- Abbreviation: NAN;
- Founded: 1994; 31 years ago
- Registered: 24 July 1995; 30 years ago
- Dissolved: 13 August 1999; 26 years ago
- Ideology: Single-issue Anti-noise pollution
- Slogan: "The Common Cause"
- Hunter's Hill Council: 3 / 7
- Marrickville Council: 3 / 12
- Leichhardt Council: 2 / 12

= No Aircraft Noise =

Minor political party in Sydney, Australia

No Aircraft Noise (NAN), sometimes referred to as the No Aircraft Noise Party and officially registered as The Common Cause – No Aircraft Noise, was an Australian political party.
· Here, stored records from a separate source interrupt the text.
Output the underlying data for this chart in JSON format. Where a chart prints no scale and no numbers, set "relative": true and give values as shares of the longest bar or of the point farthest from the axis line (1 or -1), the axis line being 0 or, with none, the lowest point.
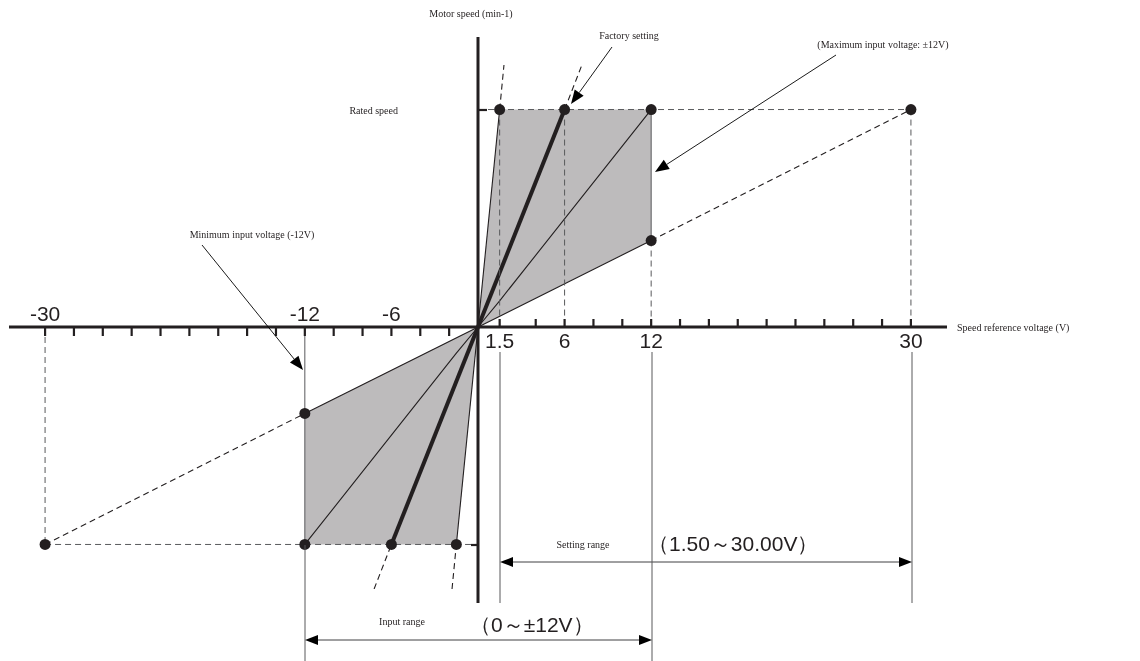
{
  "chart_data": {
    "type": "line",
    "relative": true,
    "xlabel": "Speed reference voltage (V)",
    "ylabel": "Motor speed (min-1)",
    "xlim": [
      -32.5,
      32.5
    ],
    "xticks": [
      1.5,
      {
        "value": 4,
        "label": null
      },
      6,
      {
        "value": 8,
        "label": null
      },
      {
        "value": 10,
        "label": null
      },
      12,
      {
        "value": 14,
        "label": null
      },
      {
        "value": 16,
        "label": null
      },
      {
        "value": 18,
        "label": null
      },
      {
        "value": 20,
        "label": null
      },
      {
        "value": 22,
        "label": null
      },
      {
        "value": 24,
        "label": null
      },
      {
        "value": 26,
        "label": null
      },
      {
        "value": 28,
        "label": null
      },
      30
    ],
    "x2lim": [
      -32.5,
      32.5
    ],
    "x2ticks": [
      -30,
      {
        "value": -28,
        "label": null
      },
      {
        "value": -26,
        "label": null
      },
      {
        "value": -24,
        "label": null
      },
      {
        "value": -22,
        "label": null
      },
      {
        "value": -20,
        "label": null
      },
      {
        "value": -18,
        "label": null
      },
      {
        "value": -16,
        "label": null
      },
      {
        "value": -14,
        "label": null
      },
      -12,
      {
        "value": -10,
        "label": null
      },
      {
        "value": -8,
        "label": null
      },
      -6,
      {
        "value": -4,
        "label": null
      },
      {
        "value": -2,
        "label": null
      }
    ],
    "series": [
      {
        "color": "#231f20",
        "x": [
          -12,
          -1.5,
          0,
          1.5,
          12
        ],
        "values": [
          -0.83,
          -0.1,
          0,
          0.1,
          0.83
        ],
        "lower": [
          -0.83,
          -0.83,
          0,
          0.04,
          0.33
        ],
        "upper": [
          -0.33,
          -0.04,
          0,
          0.83,
          0.83
        ]
      },
      {
        "color": "#231f20",
        "x": [
          -6,
          6
        ],
        "values": [
          -0.83,
          0.83
        ]
      },
      {
        "color": "#231f20",
        "x": [
          -1.5,
          1.5
        ],
        "values": [
          -0.83,
          0.83
        ]
      },
      {
        "color": "#231f20",
        "x": [
          -12,
          12
        ],
        "values": [
          -0.33,
          0.33
        ]
      },
      {
        "color": "#231f20",
        "line_style": "dashed",
        "x": [
          -30,
          -12
        ],
        "values": [
          -0.83,
          -0.33
        ]
      },
      {
        "color": "#231f20",
        "line_style": "dashed",
        "x": [
          12,
          30
        ],
        "values": [
          0.33,
          0.83
        ]
      },
      {
        "color": "#231f20",
        "line_style": "dashed",
        "x": [
          -7.2,
          -6
        ],
        "values": [
          -1,
          -0.83
        ]
      },
      {
        "color": "#231f20",
        "line_style": "dashed",
        "x": [
          6,
          7.2
        ],
        "values": [
          0.83,
          1
        ]
      },
      {
        "color": "#231f20",
        "line_style": "dashed",
        "x": [
          -1.8,
          -1.5
        ],
        "values": [
          -1,
          -0.83
        ]
      },
      {
        "color": "#231f20",
        "line_style": "dashed",
        "x": [
          1.5,
          1.8
        ],
        "values": [
          0.83,
          1
        ]
      },
      {
        "color": "#58595b",
        "line_style": "dashed",
        "x": [
          0,
          30
        ],
        "values": [
          0.83,
          0.83
        ]
      },
      {
        "color": "#58595b",
        "line_style": "dashed",
        "x": [
          -30,
          0
        ],
        "values": [
          -0.83,
          -0.83
        ]
      },
      {
        "color": "#58595b",
        "line_style": "dashed",
        "x": [
          30,
          30
        ],
        "values": [
          0.83,
          0
        ]
      },
      {
        "color": "#58595b",
        "line_style": "dashed",
        "x": [
          6,
          6
        ],
        "values": [
          0.83,
          0
        ]
      },
      {
        "color": "#58595b",
        "line_style": "dashed",
        "x": [
          1.5,
          1.5
        ],
        "values": [
          0.83,
          0
        ]
      },
      {
        "color": "#58595b",
        "line_style": "dashed",
        "x": [
          12,
          12
        ],
        "values": [
          0.33,
          0
        ]
      },
      {
        "color": "#58595b",
        "line_style": "dashed",
        "x": [
          -30,
          -30
        ],
        "values": [
          0,
          -0.83
        ]
      },
      {
        "color": "#58595b",
        "x": [
          12,
          12
        ],
        "values": [
          0.83,
          0.33
        ]
      },
      {
        "color": "#58595b",
        "x": [
          -12,
          -12
        ],
        "values": [
          0,
          -0.83
        ]
      },
      {
        "type": "scatter",
        "color": "#231f20",
        "marker": "circle",
        "x": [
          -30,
          -12,
          -12,
          -6,
          -1.5,
          1.5,
          6,
          12,
          12,
          30
        ],
        "values": [
          -0.83,
          -0.83,
          -0.33,
          -0.83,
          -0.83,
          0.83,
          0.83,
          0.83,
          0.33,
          0.83
        ]
      }
    ],
    "annotations": [
      "Rated speed",
      "Factory setting",
      "(Maximum input voltage: ±12V)",
      "Minimum input voltage (-12V)",
      "Setting range",
      "（1.50～30.00V）",
      "Input range",
      "（0～±12V）"
    ]
  }
}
It sought to remove noise pollution for residents of Sydney that was created by the city's three airports, suggesting that the airports should instead be moved to outer suburbs away from dense residential areas.

The party's most notable results were a primary vote of 23.65% and two-candidate-preferred vote of 39.55% in the electorate of Marrickville at the 1995 state election, as well as 13.61% in the inner-Sydney electorate of Grayndler ay the 1996 federal election.

At the 1995 local government elections, No Aircraft Noise gained representation in every local government area it contested − two seats in Leichhardt, three in Hunter's Hill and three in Marrickville.

The party's members included Sylvia Hale, who was a member of No Aircraft Noise from its formation in 1994 until it dissolved in 1999. She represented the party as a councillor in Marrickville, later joining the Greens in 2000 and serving a member of the New South Wales Legislative Council from 2003 until 2010.